Abdurrahman’a büyük bir heyecanla okuduklarımı anlatmış, aramıza katılan taze bir Müslüman olarak, hain “batılılara” yönelttiğimiz “hınca” ortak olmasını istemiştim.
Abdurrahman beni dinledikten sonra hiç ummadığım bir cevap vermişti:
- “Benim tanıyıp büyük bir heyecanla kabul ettiğim İslam dininde Müslüman öyle bir kimsedir ki, eğer Allah’ın emrettiği gibi yaşarsa, bırak Batılıları şunu bunu, şeytanın bizzat kendisi bile ona zarar veremez!”
Bu beklenmedik cevabı alınca önce sarsılmış, sonra yavaş yavaş hayatımızdaki olumsuzluklardan hep başkalarını sorumlu tuttuğumuzu, problemi hiç kendimizde aramadığımızı fark etmiştim.
Bu, özgüveni düşük, ezik insanların psikolojisiydi.
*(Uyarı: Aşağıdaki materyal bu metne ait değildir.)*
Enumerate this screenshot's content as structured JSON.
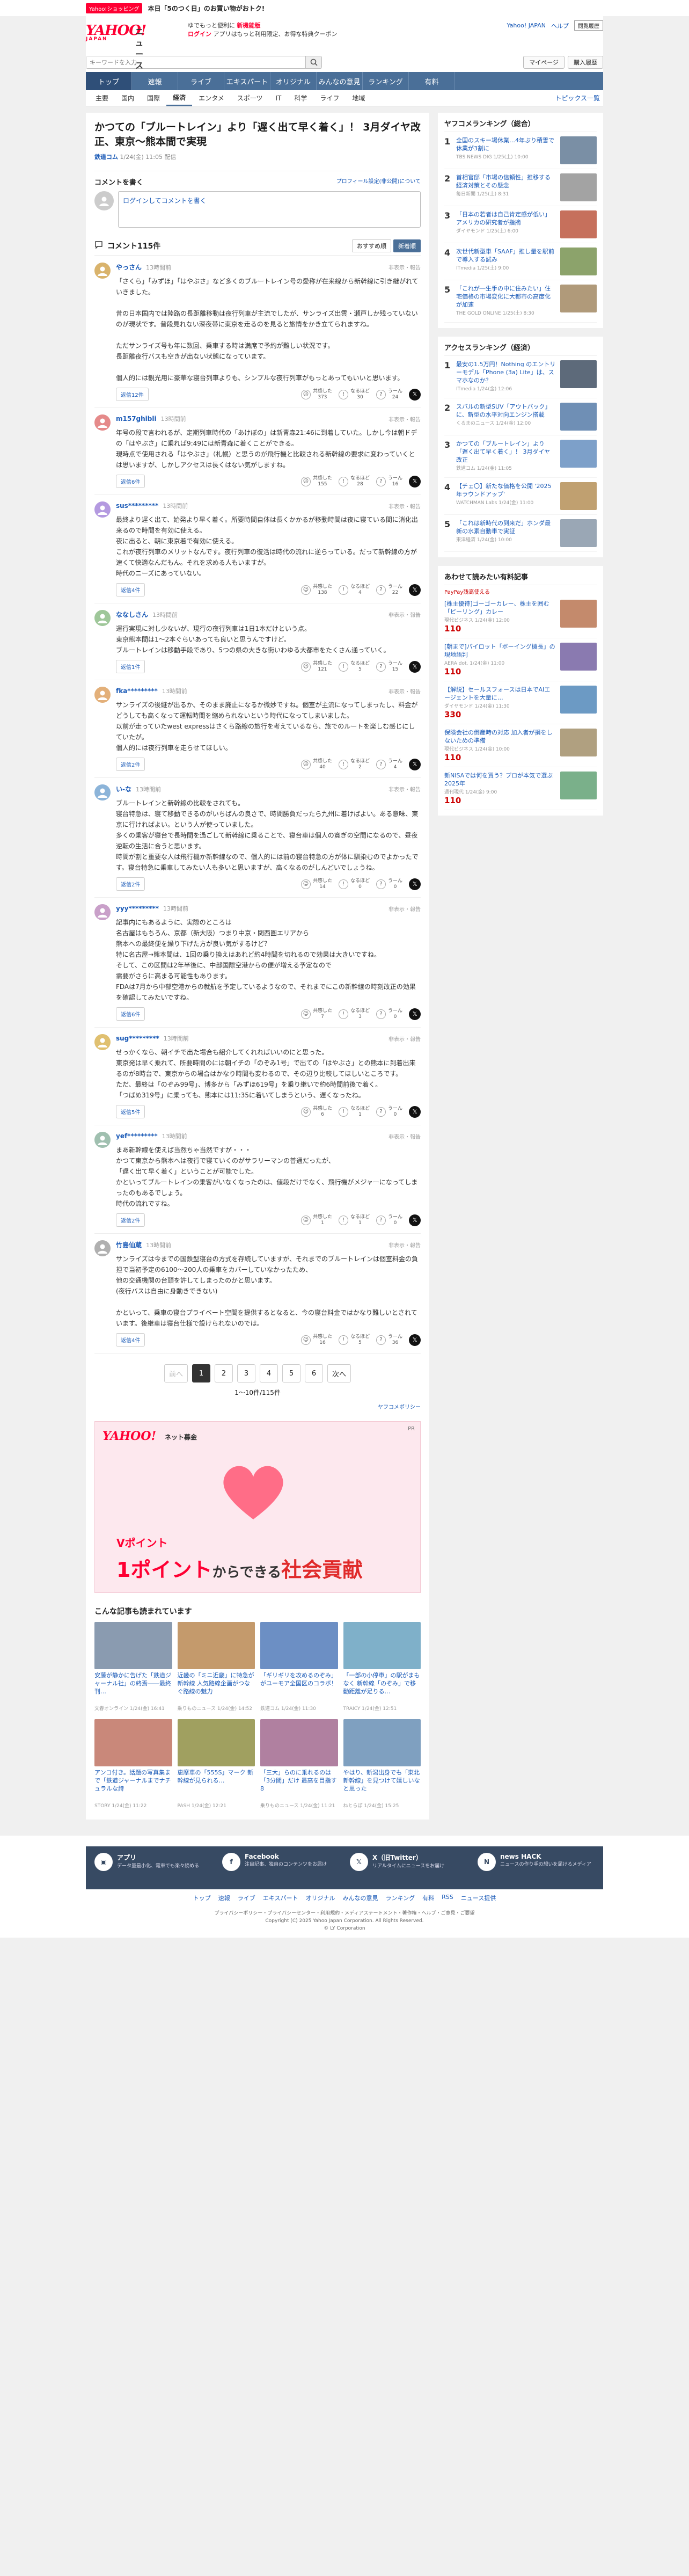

Kurtulmamız gereken hastalıklı bir duyguydu.
Dünya, hayat, güç, refah tasavvurlarımızda bir problem vardı.
O problem, yaşadığımız anakronizmdi.
Tarım toplumunun yaşandığı binlerce yıl boyunca, insanlar işe yarar “kaynakların” sınırlı olması gerçeğiyle yaşadılar.
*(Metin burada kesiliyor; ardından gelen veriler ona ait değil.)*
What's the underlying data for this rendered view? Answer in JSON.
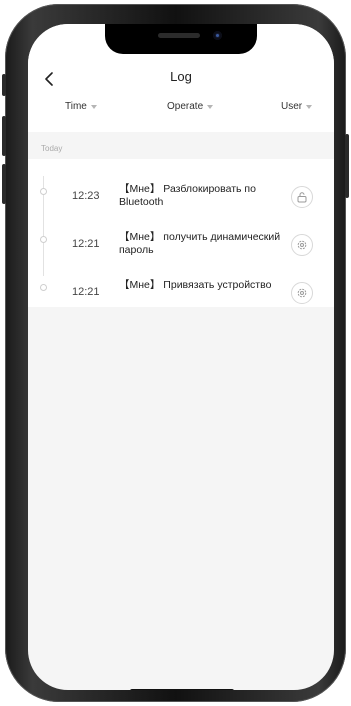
{
  "header": {
    "title": "Log",
    "back_icon": "chevron-left-icon"
  },
  "filters": [
    {
      "label": "Time"
    },
    {
      "label": "Operate"
    },
    {
      "label": "User"
    }
  ],
  "section": {
    "label": "Today"
  },
  "entries": [
    {
      "time": "12:23",
      "text": "【Мне】 Разблокировать по Bluetooth",
      "icon": "unlock-icon"
    },
    {
      "time": "12:21",
      "text": "【Мне】 получить динамический пароль",
      "icon": "settings-icon"
    },
    {
      "time": "12:21",
      "text": "【Мне】 Привязать устройство",
      "icon": "settings-icon"
    }
  ],
  "colors": {
    "background": "#f5f5f5",
    "card": "#ffffff",
    "text": "#222222",
    "muted": "#aaaaaa"
  }
}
Sınırlı miktardaki verimli toprakları, içilebilir suları, kıymetli madenleri ile dünya “büyüklüğü sabit bir pasta” gibiydi.
Refahının arttırmanın yegâne yolu, başkalarının tepesine çöküp, pastadaki paylarını gasp etmekten geçiyordu.
O yüzden dünyanın bütün milletleri için zenginleşmenin en önemli aracı fetihlerdi.
Fakat önce sanayi devrimi, sonra bilişim devrimi ile bu dünya tasavvuru değişmeye başladı.
Fabrikalar kurup, ucuz ve seri şekilde ürettikleri kumaşları, ayakkabıları, otomobilleri, silahları dünyaya satanlar, fetihlere, işgallere girişmeden refah seviyelerini yükselttiler.
Ama hala hammaddeye ihtiyaç vardı.
Bilişim devrimi ile geçilen bilgi toplumunda, o hammaddelere duyulan ihtiyaçlar da iyice azaldı.
Dünyada en çok para eden meta, pek az maddi kaynak kullanılarak üretildikten sonra hemen hemen sıfır maliyetle istenildiği kadar kopyalanabilen yazılımlar oldu.
Bugün dünyanın en zenginleri listesinin tepesinde yer alan Elon Musk, Jeff Bezos, Bill Gates, Larry Page, Sergey Brin, Steve Balmer gibi isimler, servetlerini fetihlere, işgallere, sömürülere değil, bilgi toplumu metalarını üretip satmaya borçlular.
Son otuz yıl içinde hayatımıza giren bilgisayar, internet, ofis, online alışveriş ve bankacılık yazılımları, arama motorları, yapay zekâ ve akıllı telefon uygulamaları, Netflix, AirBnB, Uber gibi platformlar, Pay Pal gibi ödeme sistemleri, Bitcoin gibi kripto paralar, bilgi toplumunun yeni zenginleşme araçları.
Bu yeni teknolojilerin ve metaların üreticisi olan ülkeler ve insanlar zenginliklerine zenginlik katarken, tüketici konumuna sıkışan diğer ülkelerin vatandaşlarına, onların başarılarının ve zenginliklerinin dedikodusunu yapmak, mızmızlanmak ve komplo teorileriyle oyalanmak düşüyor.
Yaşanan dönüşümü kavrayamayan, kavrayamadıkları için geri kaldıklarını fark edemeyen, geri kalmış ülkelerin insanları arasında, “Onlar bizi sömürerek zenginleştiler, bugünkü refahlarını dünyanın dört bir yanından çaldıkları zenginliklere, köleleştirip emeklerini istismar ettikleri üçüncü dünya vatandaşlarının alın terine borçlulardır” türünden fikirler kolayca müşteri buluyor.
Fakat -bir parça haklılık payı içerseler de- bu tür argümanlar, genel olarak o anakronik dünya tasavvurunun ürünü.
Dünya artık “büyüklüğü sabit bir pasta” değil.
Refahı arttırmanın ancak herkesten güçlü olup başkalarının hakkını gasp etmekle, başkasının hakkından çalmakla mümkün olabileceğini varsayan ilkel dünya tasavvuru bugün artık geçerli değil.
Teknoloji her gün, daha önce hiç var olmamış “pastalar” üretiyor.
O yeni pastalardan pay almanın ya da yeni pastalar üretmenin yolu savaşmaktan değil çalışmaktan, üretmekten geçiyor.
Zihniyetimizi güncellememiz şart.
Yoksa bu anakronik tasavvurun bileklerimize taktığı prangalardan kurtulamayacağız.